Comments to the Authors:

Please note here if the review is uploaded as an attachment.

Reviewer #1: The manuscript by Locard-Paulet et al. describes a compilation and analysis of transcriptomic and proteomic datasets to identify genes whose expression is highly correlated with cell proliferation rates. The study is straightforward. The authors queried all the available datasets and identified gene expression signatures of cell proliferation with high confidence. In a clever extension, they also used these markers to predict proliferation rates in cases/cell lines for which cell proliferation rates are unknown. Overall, the work is solid, and the datasets will be of value to researchers. However, the way the authors pitch their findings is unfortunate and, in my opinion, wrong. I do not understand why the authors recklessly undermine the significance of their work. For the reasons I will detail below, I think the manuscript ought to be re-written before publication in any journal.

MAJOR CONCERNS

1. The authors present their findings throughout the manuscript as if the genes they identified are garbage and irrelevant. They call them confounders and envision their work analogous to the CRAPome reported previously for spurious protein-protein interactions. I cannot fathom the reasons for this genuinely bizarre interpretation. Growth rate as a variable is of immense significance in itself. Innumerable omic screens are done with cell proliferation rates as the critical phenotypic output (probably most cancer-related, cell-based screens).

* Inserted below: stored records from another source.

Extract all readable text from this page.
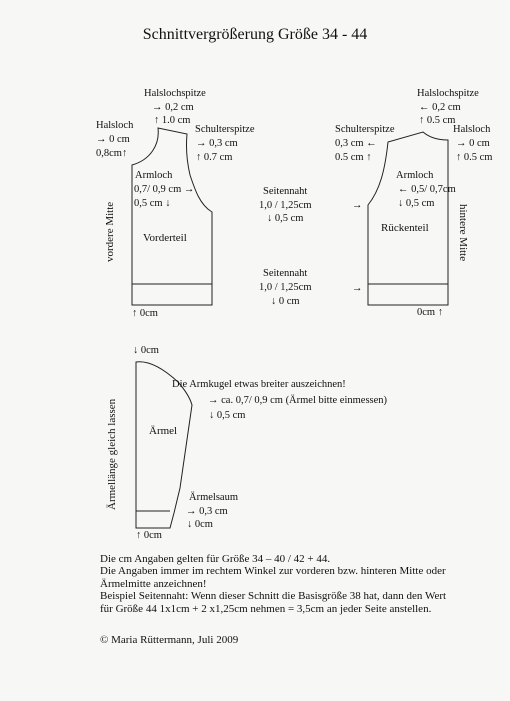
Schnittvergrößerung Größe 34 - 44
Halslochspitze
→ 0,2 cm
↑ 1.0 cm
Halsloch
→ 0 cm
0,8cm↑
Schulterspitze
→ 0,3 cm
↑ 0.7 cm
Armloch
0,7/ 0,9 cm →
0,5 cm ↓
Vorderteil
vordere Mitte
↑ 0cm
Seitennaht
1,0 / 1,25cm
↓ 0,5 cm
→
Seitennaht
1,0 / 1,25cm
↓ 0 cm
→
Halslochspitze
← 0,2 cm
↑ 0.5 cm
Schulterspitze
0,3 cm ←
0.5 cm ↑
Halsloch
→ 0 cm
↑ 0.5 cm
Armloch
← 0,5/ 0,7cm
↓ 0,5 cm
Rückenteil	hintere Mitte
0cm ↑
↓ 0cm
Die Armkugel etwas breiter auszeichnen!
→ ca. 0,7/ 0,9 cm (Ärmel bitte einmessen)
↓ 0,5 cm
Ärmel
Ärmellänge gleich lassen	Ärmelsaum
→ 0,3 cm
↓ 0cm
↑ 0cm
Die cm Angaben gelten für Größe 34 – 40 / 42 + 44.
Die Angaben immer im rechtem Winkel zur vorderen bzw. hinteren Mitte oder
Ärmelmitte anzeichnen!
Beispiel Seitennaht: Wenn dieser Schnitt die Basisgröße 38 hat, dann den Wert
für Größe 44 1x1cm + 2 x1,25cm nehmen = 3,5cm an jeder Seite anstellen.
© Maria Rüttermann, Juli 2009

Their own 'use case 2' makes this point, where many of their 'confounders' are validated targets implicated in cancer. For example, the earlier work they cite from just one dataset (ref 1) identified the Myc/E2F network as a major contributor to proliferation rates, which is highly physiologically relevant. There is nothing 'confounding' or 'CRAPome’-related. The authors did some nice analyses, querying multiple datasets, and coming up with gene lists that will undoubtedly help others. They should present their work as follows: First, describe their goal exactly as it is: Identify gene expression signatures associated with proliferation rates. Whether such signatures are confounders or CRAPome-related depends on each screen's purpose. Then, explain that for cases where growth rate is the point of interest, users will have a gold standard reference at their disposal. If the growth rate is not of interest (similar to their 'use case 1') as in screens looking for a drug target, their list will help eliminate indirect effects due to growth rate changes. I understand that this would require a significant re-editing of the whole manuscript, but it would cast the work in a more positive, inclusive context.

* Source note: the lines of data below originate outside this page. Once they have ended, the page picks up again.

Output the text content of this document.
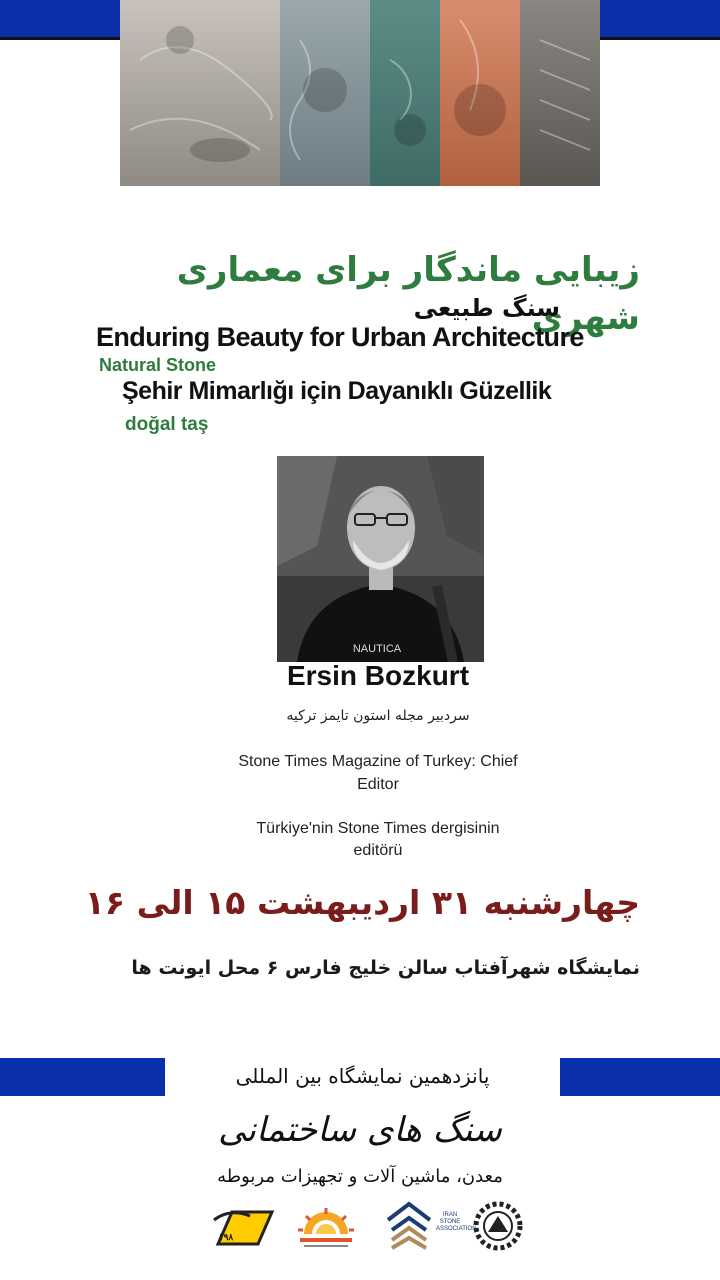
زیبایی ماندگار برای معماری شهری
سنگ طبیعی
Enduring Beauty for Urban Architecture
Natural Stone
Şehir Mimarlığı için Dayanıklı Güzellik
doğal taş
NAUTICA
Ersin Bozkurt
سردبیر مجله استون تایمز ترکیه
Stone Times Magazine of Turkey: Chief Editor
Türkiye'nin Stone Times dergisinin editörü
چهارشنبه ۳۱ اردیبهشت ۱۵ الی ۱۶
نمایشگاه شهرآفتاب سالن خلیج فارس ۶ محل ایونت ها
پانزدهمین نمایشگاه بین المللی
سنگ های ساختمانی
معدن، ماشین آلات و تجهیزات مربوطه
IRAN STONE ASSOCIATION
۱۹۸
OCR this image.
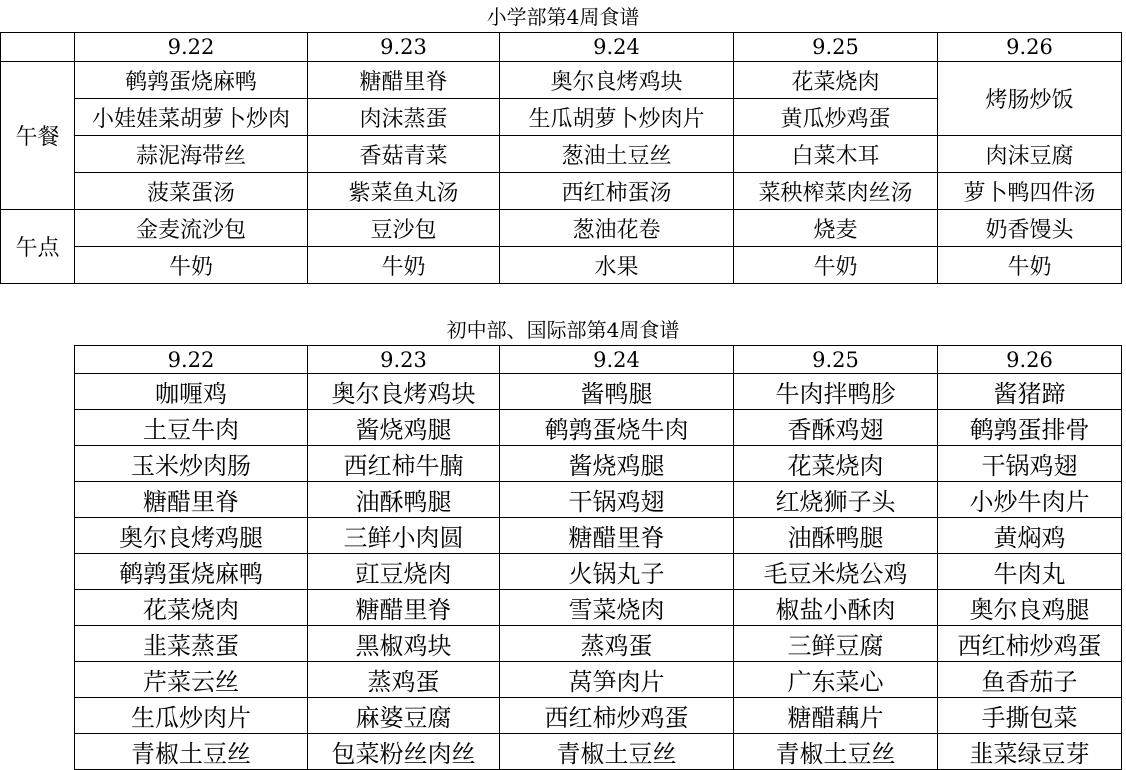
小学部第4周食谱
	9.22	9.23	9.24	9.25	9.26
午餐	鹌鹑蛋烧麻鸭	糖醋里脊	奥尔良烤鸡块	花菜烧肉	烤肠炒饭
	小娃娃菜胡萝卜炒肉	肉沫蒸蛋	生瓜胡萝卜炒肉片	黄瓜炒鸡蛋	
	蒜泥海带丝	香菇青菜	葱油土豆丝	白菜木耳	肉沫豆腐
	菠菜蛋汤	紫菜鱼丸汤	西红柿蛋汤	菜秧榨菜肉丝汤	萝卜鸭四件汤
午点	金麦流沙包	豆沙包	葱油花卷	烧麦	奶香馒头
	牛奶	牛奶	水果	牛奶	牛奶
初中部、国际部第4周食谱
9.22	9.23	9.24	9.25	9.26
咖喱鸡	奥尔良烤鸡块	酱鸭腿	牛肉拌鸭胗	酱猪蹄
土豆牛肉	酱烧鸡腿	鹌鹑蛋烧牛肉	香酥鸡翅	鹌鹑蛋排骨
玉米炒肉肠	西红柿牛腩	酱烧鸡腿	花菜烧肉	干锅鸡翅
糖醋里脊	油酥鸭腿	干锅鸡翅	红烧狮子头	小炒牛肉片
奥尔良烤鸡腿	三鲜小肉圆	糖醋里脊	油酥鸭腿	黄焖鸡
鹌鹑蛋烧麻鸭	豇豆烧肉	火锅丸子	毛豆米烧公鸡	牛肉丸
花菜烧肉	糖醋里脊	雪菜烧肉	椒盐小酥肉	奥尔良鸡腿
韭菜蒸蛋	黑椒鸡块	蒸鸡蛋	三鲜豆腐	西红柿炒鸡蛋
芹菜云丝	蒸鸡蛋	莴笋肉片	广东菜心	鱼香茄子
生瓜炒肉片	麻婆豆腐	西红柿炒鸡蛋	糖醋藕片	手撕包菜
青椒土豆丝	包菜粉丝肉丝	青椒土豆丝	青椒土豆丝	韭菜绿豆芽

2. I find their development of the pseudo-proliferation index very useful. However, they offer no experimental validation. The authors should measure the doubling times of some cell lines for which no data is available and see if they match their computational estimates. This is a simple experiment that should be done to test their predictions.

MINOR

Line 229: Small typo. Change Befeldin to B*r*efeldin.

Reviewer #2: Review of “Identifying the genes impacted by cell proliferation in proteomics and transcriptomics studies” by Locard-Paulet, Palasca and Juhl Jensen.

In the work presented in this manuscript, Locard-Paulet and co-authors revisit recently published transcriptomics and proteomics papers comparing large numbers of cell lines, looking across all cell lines and datasets for genes (or proteins) whose expression (or abundance) correlate with cell proliferation and therefore possibly confounding the interpretation of experiments whose design did not adequately take differential cell proliferation or proportion of cells at different cell cycle phases into account, for example when comparing treated cells with non-treated controls. Although many researchers are undoubtedly aware of this, and correctly identify such effects from their data (e.g. by looking at enriched biological processes corresponding to DNA replication or cell division - however incomplete the gene annotation), the current manuscript tells a compelling story that will serve to increase awareness of cell cycle confounders and provide a practical index based on a set of proteins strongly and consistently affected by changes in cell proliferation for estimating relative cell proliferation in proteomics datasets without information on cell growth rates. The authors also demonstrate how the index and confounders can be used in the context of cancer drug treatments, where the drug may directly affect the abundance of one or more of the confounders, showing that this small set of confounders can be used as a metaphorical lens through which one can look at different types of data.

The manuscript addresses an important problem and is very well written. The conclusions are supported by the data. All relevant details on the methods, underlying data and code are available as supplemental information and on Zenodo, enabling others to use and modify this pseudo-proliferation index or adapt it for other purposes. I could access these files and open the Cytoscape files without issues.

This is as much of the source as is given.